What's happening here is that #1 is almost either focused entirely on the foreground and/or tested through debugger, both of which distort the app behavior in ways that allow things to work that would otherwise fail. For example, WKWebView cannot activate a PlayAndRecord session in the background, but it can when your app is in the foreground, assuming CallKit isn't already active.
In any case, the assumption here is that if you can JUST sort out <some detail> everything will work fine when, in fact, to opposite is true. Foreground operation is the easy part, background operation is where everything really starts to fall apart.
Moving to the specific issue you described here:
CallKit session gets fully established the web based media streams break, rendering as gray with no audio.
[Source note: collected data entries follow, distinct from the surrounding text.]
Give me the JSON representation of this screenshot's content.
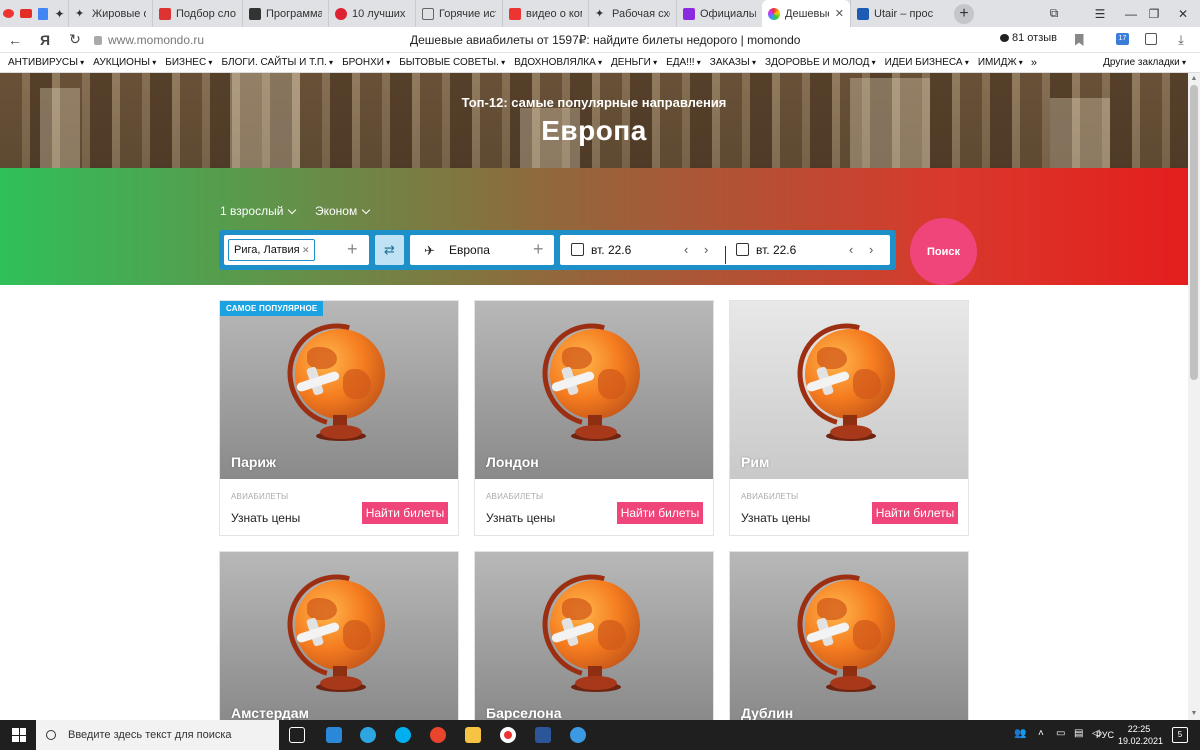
{
  "browser": {
    "tabs": [
      {
        "label": "Жировые от",
        "color": "#444"
      },
      {
        "label": "Подбор сло",
        "color": "#d33"
      },
      {
        "label": "Программа",
        "color": "#333"
      },
      {
        "label": "10 лучших п",
        "color": "#d23"
      },
      {
        "label": "Горячие ист",
        "color": "#666"
      },
      {
        "label": "видео о ком",
        "color": "#e33"
      },
      {
        "label": "Рабочая схе",
        "color": "#333"
      },
      {
        "label": "Официальн",
        "color": "#8a2be2"
      }
    ],
    "active_tab": {
      "label": "Дешевые"
    },
    "after_tab": {
      "label": "Utair – прос"
    },
    "url": "www.momondo.ru",
    "page_title": "Дешевые авиабилеты от 1597₽: найдите билеты недорого | momondo",
    "reviews": "81 отзыв",
    "yandex_letter": "Я",
    "ext_badge": "17"
  },
  "bookmarks": [
    "АНТИВИРУСЫ",
    "АУКЦИОНЫ",
    "БИЗНЕС",
    "БЛОГИ. САЙТЫ И Т.П.",
    "БРОНХИ",
    "БЫТОВЫЕ СОВЕТЫ.",
    "ВДОХНОВЛЯЛКА",
    "ДЕНЬГИ",
    "ЕДА!!!",
    "ЗАКАЗЫ",
    "ЗДОРОВЬЕ И МОЛОД",
    "ИДЕИ БИЗНЕСА",
    "ИМИДЖ"
  ],
  "bookmarks_more": "»",
  "bookmarks_other": "Другие закладки",
  "hero": {
    "subtitle": "Топ-12: самые популярные направления",
    "title": "Европа"
  },
  "search": {
    "passengers": "1 взрослый",
    "cabin": "Эконом",
    "origin": "Рига, Латвия",
    "destination": "Европа",
    "depart_date": "вт. 22.6",
    "return_date": "вт. 22.6",
    "button": "Поиск"
  },
  "cards": [
    {
      "city": "Париж",
      "badge": "САМОЕ ПОПУЛЯРНОЕ",
      "kicker": "АВИАБИЛЕТЫ",
      "learn": "Узнать цены",
      "button": "Найти билеты"
    },
    {
      "city": "Лондон",
      "badge": "",
      "kicker": "АВИАБИЛЕТЫ",
      "learn": "Узнать цены",
      "button": "Найти билеты"
    },
    {
      "city": "Рим",
      "badge": "",
      "kicker": "АВИАБИЛЕТЫ",
      "learn": "Узнать цены",
      "button": "Найти билеты"
    },
    {
      "city": "Амстердам"
    },
    {
      "city": "Барселона"
    },
    {
      "city": "Дублин"
    }
  ],
  "taskbar": {
    "search_placeholder": "Введите здесь текст для поиска",
    "lang": "РУС",
    "time": "22:25",
    "date": "19.02.2021",
    "notifications": "5"
  },
  "colors": {
    "accent_pink": "#f0457a",
    "accent_blue": "#1e90c9"
  }
}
Yes. This is a DIRECT result of #2. CallKit activated it's own audio session inside your app, which interrupted the audio session of your WebView, just like it would interrupt Music.app or Voice Memos.
You then said:
... Up to iOS 18 we worked around it by not fulfilling the call start action
Failing to fulfill the start action is functionally the same as not using CallKit at all. The CallKit audio session never activated, so you're not actually in a functioning CallKit call. Delaying the fullfil is basically leaving the call in a half complete state.
Unfortunately, you can't simply leave the call in this state. Every CallKit action has a timeout, after which the action will automatically fail. CXStartCallAction has one of the longest (600s) but this approach has always meant that you "call" could never be longer than 10 min.
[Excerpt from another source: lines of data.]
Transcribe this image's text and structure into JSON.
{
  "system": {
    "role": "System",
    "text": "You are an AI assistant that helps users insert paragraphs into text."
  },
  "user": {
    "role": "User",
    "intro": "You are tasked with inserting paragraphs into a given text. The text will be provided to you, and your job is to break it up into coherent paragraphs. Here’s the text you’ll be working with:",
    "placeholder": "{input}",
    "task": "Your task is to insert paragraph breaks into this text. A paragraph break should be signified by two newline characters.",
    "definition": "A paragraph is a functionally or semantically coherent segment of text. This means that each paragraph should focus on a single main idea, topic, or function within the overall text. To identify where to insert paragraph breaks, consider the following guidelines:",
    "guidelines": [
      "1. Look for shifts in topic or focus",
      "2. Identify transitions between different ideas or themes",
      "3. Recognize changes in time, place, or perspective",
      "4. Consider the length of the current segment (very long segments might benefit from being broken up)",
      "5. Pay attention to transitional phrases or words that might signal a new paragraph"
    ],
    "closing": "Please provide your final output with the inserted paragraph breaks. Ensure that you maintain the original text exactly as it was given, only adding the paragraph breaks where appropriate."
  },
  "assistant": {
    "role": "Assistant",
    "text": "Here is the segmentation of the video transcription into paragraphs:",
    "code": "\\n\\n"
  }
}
In any case, here is the way I'd summarize all this:
-
If you intend to support receiving calls from the background, then you need CallKit and you can't/shouldn't really use WKWebView. It just isn't going to work.
-
If you only intend to support "foreground" calling (meaning, the call always starts when the call is in the foreground), then you don't need CallKit. Just use WKWebView and the "audio"* background category.
- One somewhat subtle point about voip apps is that the "voip" background category is NOT how what keeps voip apps awake on calls, the audio background category is.
Note that "call notification" for #2 can be implemented without CallKit by using standard high priority alert pushes for call notification.
__
Kevin Elliott
DTS Engineer, CoreOS/Hardware